Strengthening the Health Care Workforce in a Time of Crisis
Blog Post
Shutterstock
March 24, 2020
As the COVID-19 pandemic reshapes the health care landscape in the US and across the world, it's also exposing the numerous barriers and inequities that stand in the way of meeting America's emergency and long-term health care workforce needs.
Health care professions in the United States are both hard to get into and hard to advance through. Moving up the ladder from a support role to better-paid jobs in nursing and respiratory therapy, which require higher credentials, can be prohibitively costly and time-consuming for working learners. And even with mass layoffs and unemployment looming, the United States struggles to train enough workers for the critical support roles performed by nursing assistants, community health workers, and a wide array of medical technicians.
As the country grapples with the present pandemic, there are steps we can take to increase critically needed healthcare system capacity today, while promoting equitable access to health care occupations in the future:
- Utilize skilled veterans to meet emerging health care needs. The US military trains thousands of Americans to serve in a variety of emergency and clinical health care roles. However, our health care workforce development practices and state licensing makes it hard for veterans with valuable health care experience to translate their existing skills into credit toward a needed degree, certification, or license. Governors should create a health care worker corps to bring these skilled men and women back to civilian hospitals to help combat the crisis.
- Base requirements to practice on skills and competencies. Some states, like Maryland, have already taken steps to allow health care professionals to take on tasks beyond their scope of licensure, as long as their supervisors believe they are capable of completing those tasks well. This step allows practitioners to leverage the full range of their skills to address patient needs, even if what is required of them stretches beyond what their license would normally permit. States should follow Maryland’s lead in expanding scope of practice.
- Facilitate licensure of immigrants with health care credentials from outside the United States. Many immigrants and refugees who come to the US have valuable experience and certifications in health care. Their expertise is urgently needed to meet health care needs, but transitioning to an American license for the same occupation can be an insurmountable challenge. States should smooth the path for new Americans to put their health care skills to work to fight the virus. With support from the state of Maryland, the Baltimore Alliance for Careers in Healthcare (BACH) sponsors a competency-based apprenticeship program to help immigrants who worked as health care professionals in their home counties find comparable employment in the US.
- Leverage retired health care professionals as clinicians and trainers. Many states, like Illinois, are working to reintegrate retired doctors and nurses to ensure emergency health care needs are met. While this is a smart move, these mostly older practitioners may be more susceptible to coronavirus and thus should not be treating COVID-19 patients. Instead, these health care professionals should be hired to address other health care needs or to fill faculty gaps in health care education and training programs. Federal and state resources should be used to ensure colleges, universities, and labor management organizations that operate health care training programs have the resources to hire as many faculty as needed to expediently train new professionals. The wisdom of retired doctors and nurses is needed desperately, whether in the hospital or in the classroom.

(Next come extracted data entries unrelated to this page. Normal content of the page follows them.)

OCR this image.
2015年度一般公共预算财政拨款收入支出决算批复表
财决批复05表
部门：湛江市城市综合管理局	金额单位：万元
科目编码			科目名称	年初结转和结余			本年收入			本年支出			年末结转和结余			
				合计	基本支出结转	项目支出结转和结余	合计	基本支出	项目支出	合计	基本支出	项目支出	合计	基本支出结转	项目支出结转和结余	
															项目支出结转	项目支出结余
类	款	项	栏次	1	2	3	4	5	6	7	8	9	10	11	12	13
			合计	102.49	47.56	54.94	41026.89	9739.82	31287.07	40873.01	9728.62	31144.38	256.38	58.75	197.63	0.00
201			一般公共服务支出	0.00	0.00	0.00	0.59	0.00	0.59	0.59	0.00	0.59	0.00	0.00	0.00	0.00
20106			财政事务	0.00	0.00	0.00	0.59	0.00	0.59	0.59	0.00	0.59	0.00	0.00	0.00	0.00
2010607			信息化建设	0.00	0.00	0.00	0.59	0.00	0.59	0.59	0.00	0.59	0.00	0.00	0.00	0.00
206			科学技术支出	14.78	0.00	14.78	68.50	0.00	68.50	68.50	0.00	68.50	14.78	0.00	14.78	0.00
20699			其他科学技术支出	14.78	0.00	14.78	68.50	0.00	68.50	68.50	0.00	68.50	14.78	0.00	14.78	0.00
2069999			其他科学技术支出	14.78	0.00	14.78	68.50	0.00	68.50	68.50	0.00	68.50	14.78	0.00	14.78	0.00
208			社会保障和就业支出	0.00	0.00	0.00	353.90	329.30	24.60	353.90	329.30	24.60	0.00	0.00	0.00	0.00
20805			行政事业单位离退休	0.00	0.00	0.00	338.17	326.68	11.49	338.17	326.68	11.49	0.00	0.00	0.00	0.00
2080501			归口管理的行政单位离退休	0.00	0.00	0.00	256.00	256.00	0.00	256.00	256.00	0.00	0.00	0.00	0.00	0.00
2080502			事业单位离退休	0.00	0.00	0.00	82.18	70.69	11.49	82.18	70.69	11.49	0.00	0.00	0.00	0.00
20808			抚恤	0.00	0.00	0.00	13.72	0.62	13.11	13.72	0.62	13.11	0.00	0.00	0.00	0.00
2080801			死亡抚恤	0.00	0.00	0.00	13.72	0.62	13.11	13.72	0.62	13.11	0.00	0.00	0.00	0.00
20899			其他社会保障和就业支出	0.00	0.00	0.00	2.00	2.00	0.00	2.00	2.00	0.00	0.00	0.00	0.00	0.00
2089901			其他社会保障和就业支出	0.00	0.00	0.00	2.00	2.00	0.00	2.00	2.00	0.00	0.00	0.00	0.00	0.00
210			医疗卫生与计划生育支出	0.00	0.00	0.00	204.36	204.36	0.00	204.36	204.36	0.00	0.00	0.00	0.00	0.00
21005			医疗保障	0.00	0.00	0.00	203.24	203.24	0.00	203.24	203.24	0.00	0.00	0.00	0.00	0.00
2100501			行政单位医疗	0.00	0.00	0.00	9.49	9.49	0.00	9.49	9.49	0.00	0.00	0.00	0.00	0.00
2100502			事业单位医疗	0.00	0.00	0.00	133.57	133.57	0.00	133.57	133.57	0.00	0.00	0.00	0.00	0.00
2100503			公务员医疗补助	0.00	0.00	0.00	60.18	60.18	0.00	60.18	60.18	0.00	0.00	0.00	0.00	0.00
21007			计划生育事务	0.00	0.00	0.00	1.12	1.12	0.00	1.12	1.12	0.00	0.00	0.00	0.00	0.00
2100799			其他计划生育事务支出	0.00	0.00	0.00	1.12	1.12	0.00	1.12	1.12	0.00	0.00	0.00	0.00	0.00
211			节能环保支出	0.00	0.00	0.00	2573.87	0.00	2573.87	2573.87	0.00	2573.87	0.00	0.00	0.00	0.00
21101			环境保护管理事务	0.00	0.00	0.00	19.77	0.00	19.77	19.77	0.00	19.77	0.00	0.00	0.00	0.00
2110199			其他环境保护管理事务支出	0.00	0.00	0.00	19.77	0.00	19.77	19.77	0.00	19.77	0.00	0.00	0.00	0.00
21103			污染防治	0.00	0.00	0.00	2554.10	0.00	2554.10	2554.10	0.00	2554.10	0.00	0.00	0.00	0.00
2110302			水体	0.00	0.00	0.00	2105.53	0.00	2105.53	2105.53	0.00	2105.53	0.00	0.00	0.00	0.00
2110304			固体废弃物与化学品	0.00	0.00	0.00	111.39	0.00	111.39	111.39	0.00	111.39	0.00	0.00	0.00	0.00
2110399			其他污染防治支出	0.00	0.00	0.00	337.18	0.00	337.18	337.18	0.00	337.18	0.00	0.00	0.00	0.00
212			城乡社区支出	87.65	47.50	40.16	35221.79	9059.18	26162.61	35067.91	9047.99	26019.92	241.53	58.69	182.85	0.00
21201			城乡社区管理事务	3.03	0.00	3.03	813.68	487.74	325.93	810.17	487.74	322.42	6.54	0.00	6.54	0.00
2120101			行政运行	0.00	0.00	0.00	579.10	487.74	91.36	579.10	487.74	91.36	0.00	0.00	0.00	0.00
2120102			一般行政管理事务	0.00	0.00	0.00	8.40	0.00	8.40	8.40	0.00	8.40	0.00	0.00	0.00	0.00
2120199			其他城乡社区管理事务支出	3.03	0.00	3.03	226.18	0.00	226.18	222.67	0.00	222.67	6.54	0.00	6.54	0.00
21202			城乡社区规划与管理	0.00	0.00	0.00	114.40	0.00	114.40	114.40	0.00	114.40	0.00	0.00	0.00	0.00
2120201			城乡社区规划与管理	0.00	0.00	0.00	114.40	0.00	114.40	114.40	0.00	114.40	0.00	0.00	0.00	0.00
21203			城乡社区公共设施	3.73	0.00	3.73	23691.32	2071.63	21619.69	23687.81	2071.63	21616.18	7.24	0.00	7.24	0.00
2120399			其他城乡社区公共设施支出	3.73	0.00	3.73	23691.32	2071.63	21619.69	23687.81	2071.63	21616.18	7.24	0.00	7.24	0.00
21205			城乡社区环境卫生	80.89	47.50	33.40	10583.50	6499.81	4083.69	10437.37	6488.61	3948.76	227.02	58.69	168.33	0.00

- Provide provisional licenses to medical and nursing students able to take on patient care roles. Across Europe, advanced medical students are being fast-tracked into roles as doctors. But currently, in states like California, nursing students who have almost completed their programs are being sidelined because of a lack of clinical hours. Instead of stopping students in the final years of their programs in their tracks, states should follow Europe’s lead and instead enlist final year students to treat patients. As with Maryland’s expanded standards for practice, as long as these emerging professionals have the skills and competencies to complete needed tasks, nothing should stand in the way of them serving their community in this time of crisis.
COVID-19 is stretching our health care system in ways that require creative workforce solutions. The recommendations above represent a series of actions that federal, state, and local leaders can take to get all hands on deck for the sake of our country’s health. We don’t have a moment to spare.